The IUPAC name of (4R)-2-amino-4-[1-[(2S)-butan-2-yl]-4-chloro-3-methylpyrazol-5-yl]-5-oxo-4,6,7,8-tetrahydrochromene-3-carbonitrile (CID 124876240) is (4R)-2-amino-4-[1-[(2S)-butan-2-yl]-4-chloro-3-methylpyrazol-5-yl]-5-oxo-4,6,7,8-tetrahydrochromene-3-carbonitrile.

What is the SMILES notation for (4R)-2-amino-4-[1-[(2S)-butan-2-yl]-4-chloro-3-methylpyrazol-5-yl]-5-oxo-4,6,7,8-tetrahydrochromene-3-carbonitrile?

The canonical SMILES for (4R)-2-amino-4-[1-[(2S)-butan-2-yl]-4-chloro-3-methylpyrazol-5-yl]-5-oxo-4,6,7,8-tetrahydrochromene-3-carbonitrile is CC[C@H](C)n1nc(C)c(Cl)c1[C@@H]1C(C#N)=C(N)OC2=C1C(=O)CCC2.
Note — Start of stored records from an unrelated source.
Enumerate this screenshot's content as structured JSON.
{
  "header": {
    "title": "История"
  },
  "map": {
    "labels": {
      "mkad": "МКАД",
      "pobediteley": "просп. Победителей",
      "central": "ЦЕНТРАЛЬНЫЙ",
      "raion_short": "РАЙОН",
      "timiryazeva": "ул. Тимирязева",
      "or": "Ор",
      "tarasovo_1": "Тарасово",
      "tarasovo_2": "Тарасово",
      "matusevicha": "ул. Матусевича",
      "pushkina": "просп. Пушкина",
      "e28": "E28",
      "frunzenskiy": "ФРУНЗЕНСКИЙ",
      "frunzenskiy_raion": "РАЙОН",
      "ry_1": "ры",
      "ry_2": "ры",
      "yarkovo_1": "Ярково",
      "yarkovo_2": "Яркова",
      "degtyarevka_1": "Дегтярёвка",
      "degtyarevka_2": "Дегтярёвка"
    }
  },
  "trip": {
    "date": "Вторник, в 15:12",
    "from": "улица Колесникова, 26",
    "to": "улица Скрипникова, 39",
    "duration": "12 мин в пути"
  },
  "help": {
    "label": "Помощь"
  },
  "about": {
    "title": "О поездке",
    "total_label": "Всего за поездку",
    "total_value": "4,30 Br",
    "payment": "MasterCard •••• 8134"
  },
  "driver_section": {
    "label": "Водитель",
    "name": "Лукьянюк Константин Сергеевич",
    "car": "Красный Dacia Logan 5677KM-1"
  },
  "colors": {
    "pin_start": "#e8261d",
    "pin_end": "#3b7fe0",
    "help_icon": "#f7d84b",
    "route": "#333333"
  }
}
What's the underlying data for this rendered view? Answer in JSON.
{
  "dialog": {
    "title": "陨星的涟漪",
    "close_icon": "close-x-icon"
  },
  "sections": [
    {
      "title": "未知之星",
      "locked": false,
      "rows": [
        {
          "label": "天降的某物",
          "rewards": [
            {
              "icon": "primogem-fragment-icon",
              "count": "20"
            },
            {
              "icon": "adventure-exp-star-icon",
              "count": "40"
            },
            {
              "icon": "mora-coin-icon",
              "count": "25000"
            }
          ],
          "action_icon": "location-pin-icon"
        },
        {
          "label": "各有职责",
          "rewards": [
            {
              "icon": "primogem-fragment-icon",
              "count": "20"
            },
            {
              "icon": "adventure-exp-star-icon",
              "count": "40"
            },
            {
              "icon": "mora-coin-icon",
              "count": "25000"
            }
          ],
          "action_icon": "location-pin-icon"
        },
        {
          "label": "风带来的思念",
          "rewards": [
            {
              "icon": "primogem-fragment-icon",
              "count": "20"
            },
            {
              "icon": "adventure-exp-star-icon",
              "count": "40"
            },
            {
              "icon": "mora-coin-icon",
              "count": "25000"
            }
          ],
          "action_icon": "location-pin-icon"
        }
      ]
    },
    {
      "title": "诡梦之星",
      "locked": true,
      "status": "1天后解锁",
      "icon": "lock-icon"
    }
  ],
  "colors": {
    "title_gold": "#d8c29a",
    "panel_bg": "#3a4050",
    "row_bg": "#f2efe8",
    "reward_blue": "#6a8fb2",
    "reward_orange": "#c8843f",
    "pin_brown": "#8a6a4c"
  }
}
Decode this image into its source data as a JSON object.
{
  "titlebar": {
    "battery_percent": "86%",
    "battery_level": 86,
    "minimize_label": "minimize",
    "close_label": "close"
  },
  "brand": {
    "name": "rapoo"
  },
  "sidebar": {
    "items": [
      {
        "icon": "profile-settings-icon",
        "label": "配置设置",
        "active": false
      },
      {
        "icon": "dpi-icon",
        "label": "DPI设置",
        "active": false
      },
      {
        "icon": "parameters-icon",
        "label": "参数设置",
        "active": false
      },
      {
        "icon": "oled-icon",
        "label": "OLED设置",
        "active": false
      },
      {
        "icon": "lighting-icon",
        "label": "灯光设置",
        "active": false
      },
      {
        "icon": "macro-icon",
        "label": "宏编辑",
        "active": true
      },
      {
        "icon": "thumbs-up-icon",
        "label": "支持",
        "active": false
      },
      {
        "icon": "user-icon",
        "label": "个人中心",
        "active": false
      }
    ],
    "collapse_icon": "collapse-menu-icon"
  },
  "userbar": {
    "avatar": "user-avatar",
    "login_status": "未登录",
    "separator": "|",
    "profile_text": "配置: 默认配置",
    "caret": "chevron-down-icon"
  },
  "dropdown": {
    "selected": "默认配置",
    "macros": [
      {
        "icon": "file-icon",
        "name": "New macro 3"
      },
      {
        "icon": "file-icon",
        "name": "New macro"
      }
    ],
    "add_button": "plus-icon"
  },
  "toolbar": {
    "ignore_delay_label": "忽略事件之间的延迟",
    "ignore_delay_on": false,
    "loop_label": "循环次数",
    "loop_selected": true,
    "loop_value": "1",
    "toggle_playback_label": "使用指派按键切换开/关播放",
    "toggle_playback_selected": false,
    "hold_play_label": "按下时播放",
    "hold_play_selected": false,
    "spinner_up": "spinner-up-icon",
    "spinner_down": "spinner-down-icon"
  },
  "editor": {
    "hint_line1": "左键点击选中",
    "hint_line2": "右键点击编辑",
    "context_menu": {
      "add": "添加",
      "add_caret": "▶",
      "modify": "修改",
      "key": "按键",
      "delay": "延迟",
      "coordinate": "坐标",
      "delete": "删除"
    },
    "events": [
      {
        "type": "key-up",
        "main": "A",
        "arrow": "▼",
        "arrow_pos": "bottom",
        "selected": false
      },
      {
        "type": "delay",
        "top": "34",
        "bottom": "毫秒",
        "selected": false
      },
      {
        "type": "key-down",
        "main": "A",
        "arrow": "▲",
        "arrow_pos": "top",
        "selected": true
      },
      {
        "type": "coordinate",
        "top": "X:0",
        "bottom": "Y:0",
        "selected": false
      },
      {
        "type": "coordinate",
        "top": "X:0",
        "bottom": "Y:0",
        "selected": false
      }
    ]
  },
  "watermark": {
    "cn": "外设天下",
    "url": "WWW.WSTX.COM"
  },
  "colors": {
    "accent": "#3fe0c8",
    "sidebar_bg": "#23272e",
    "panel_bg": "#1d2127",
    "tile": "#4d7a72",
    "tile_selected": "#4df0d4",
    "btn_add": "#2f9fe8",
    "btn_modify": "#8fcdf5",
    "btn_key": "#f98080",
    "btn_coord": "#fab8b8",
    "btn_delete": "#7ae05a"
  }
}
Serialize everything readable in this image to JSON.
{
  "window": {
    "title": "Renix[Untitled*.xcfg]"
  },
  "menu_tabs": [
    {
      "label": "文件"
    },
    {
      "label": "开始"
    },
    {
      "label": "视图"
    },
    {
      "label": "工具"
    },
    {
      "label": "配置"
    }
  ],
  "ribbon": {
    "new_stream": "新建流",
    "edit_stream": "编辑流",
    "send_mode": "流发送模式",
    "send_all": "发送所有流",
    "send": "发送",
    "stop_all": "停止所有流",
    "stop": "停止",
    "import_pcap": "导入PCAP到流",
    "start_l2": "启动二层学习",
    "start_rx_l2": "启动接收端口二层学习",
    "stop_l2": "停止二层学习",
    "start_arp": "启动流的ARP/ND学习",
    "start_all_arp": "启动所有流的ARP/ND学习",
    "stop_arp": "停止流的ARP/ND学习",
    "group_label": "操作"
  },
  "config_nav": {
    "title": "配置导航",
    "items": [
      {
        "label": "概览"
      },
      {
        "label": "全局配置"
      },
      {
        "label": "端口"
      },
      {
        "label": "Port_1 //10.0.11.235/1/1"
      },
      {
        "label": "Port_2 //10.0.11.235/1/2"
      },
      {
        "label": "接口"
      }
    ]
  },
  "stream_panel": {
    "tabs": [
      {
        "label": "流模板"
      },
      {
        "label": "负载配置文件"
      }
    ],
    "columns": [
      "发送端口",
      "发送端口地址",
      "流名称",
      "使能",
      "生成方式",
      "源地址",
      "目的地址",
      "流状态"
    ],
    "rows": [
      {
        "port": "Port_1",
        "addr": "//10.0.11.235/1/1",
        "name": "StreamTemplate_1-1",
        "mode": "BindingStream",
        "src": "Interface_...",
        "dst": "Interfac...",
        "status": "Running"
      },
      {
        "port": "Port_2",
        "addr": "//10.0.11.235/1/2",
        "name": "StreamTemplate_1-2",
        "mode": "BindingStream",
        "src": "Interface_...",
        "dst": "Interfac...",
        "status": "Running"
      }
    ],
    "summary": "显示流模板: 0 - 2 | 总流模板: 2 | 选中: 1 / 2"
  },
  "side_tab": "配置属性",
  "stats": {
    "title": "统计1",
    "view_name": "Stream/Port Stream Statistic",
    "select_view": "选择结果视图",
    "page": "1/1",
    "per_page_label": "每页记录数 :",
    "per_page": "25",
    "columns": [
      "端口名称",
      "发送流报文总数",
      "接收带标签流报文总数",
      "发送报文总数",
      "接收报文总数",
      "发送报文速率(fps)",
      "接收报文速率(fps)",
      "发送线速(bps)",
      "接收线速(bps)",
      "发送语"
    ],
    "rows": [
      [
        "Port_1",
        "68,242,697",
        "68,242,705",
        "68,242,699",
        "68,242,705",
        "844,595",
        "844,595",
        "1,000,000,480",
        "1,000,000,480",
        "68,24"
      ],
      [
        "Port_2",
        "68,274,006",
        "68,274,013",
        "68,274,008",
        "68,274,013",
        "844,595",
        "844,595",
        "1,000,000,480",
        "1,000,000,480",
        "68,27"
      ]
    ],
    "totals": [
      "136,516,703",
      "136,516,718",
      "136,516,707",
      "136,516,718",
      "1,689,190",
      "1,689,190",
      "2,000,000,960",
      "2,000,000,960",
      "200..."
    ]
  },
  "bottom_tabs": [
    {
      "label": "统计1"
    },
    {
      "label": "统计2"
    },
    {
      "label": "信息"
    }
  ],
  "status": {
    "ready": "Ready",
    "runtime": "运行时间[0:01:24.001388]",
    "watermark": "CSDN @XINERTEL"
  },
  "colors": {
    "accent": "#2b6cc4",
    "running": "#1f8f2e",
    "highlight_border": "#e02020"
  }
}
What is the InChIKey of (4R)-2-amino-4-[1-[(2S)-butan-2-yl]-4-chloro-3-methylpyrazol-5-yl]-5-oxo-4,6,7,8-tetrahydrochromene-3-carbonitrile?

The InChIKey is MGXQOFHRCFNDRF-LKFCYVNXSA-N. The full InChI is InChI=1S/C18H21ClN4O2/c1-4-9(2)23-17(16(19)10(3)22-23)14-11(8-20)18(21)25-13-7-5-6-12(24)15(13)14/h9,14H,4-7,21H2,1-3H3/t9-,14+/m0/s1.

What are the key properties of (4R)-2-amino-4-[1-[(2S)-butan-2-yl]-4-chloro-3-methylpyrazol-5-yl]-5-oxo-4,6,7,8-tetrahydrochromene-3-carbonitrile?

(4R)-2-amino-4-[1-[(2S)-butan-2-yl]-4-chloro-3-methylpyrazol-5-yl]-5-oxo-4,6,7,8-tetrahydrochromene-3-carbonitrile has a molecular weight of 360.85 g/mol, XLogP of 3.63, 3 rotatable bonds, 1 hydrogen bond donors, and 6 hydrogen bond acceptors.

Where does this data come from?

All data for (4R)-2-amino-4-[1-[(2S)-butan-2-yl]-4-chloro-3-methylpyrazol-5-yl]-5-oxo-4,6,7,8-tetrahydrochromene-3-carbonitrile is sourced from PubChem (CID 124876240), the world's largest open chemistry database maintained by the National Library of Medicine (NIH).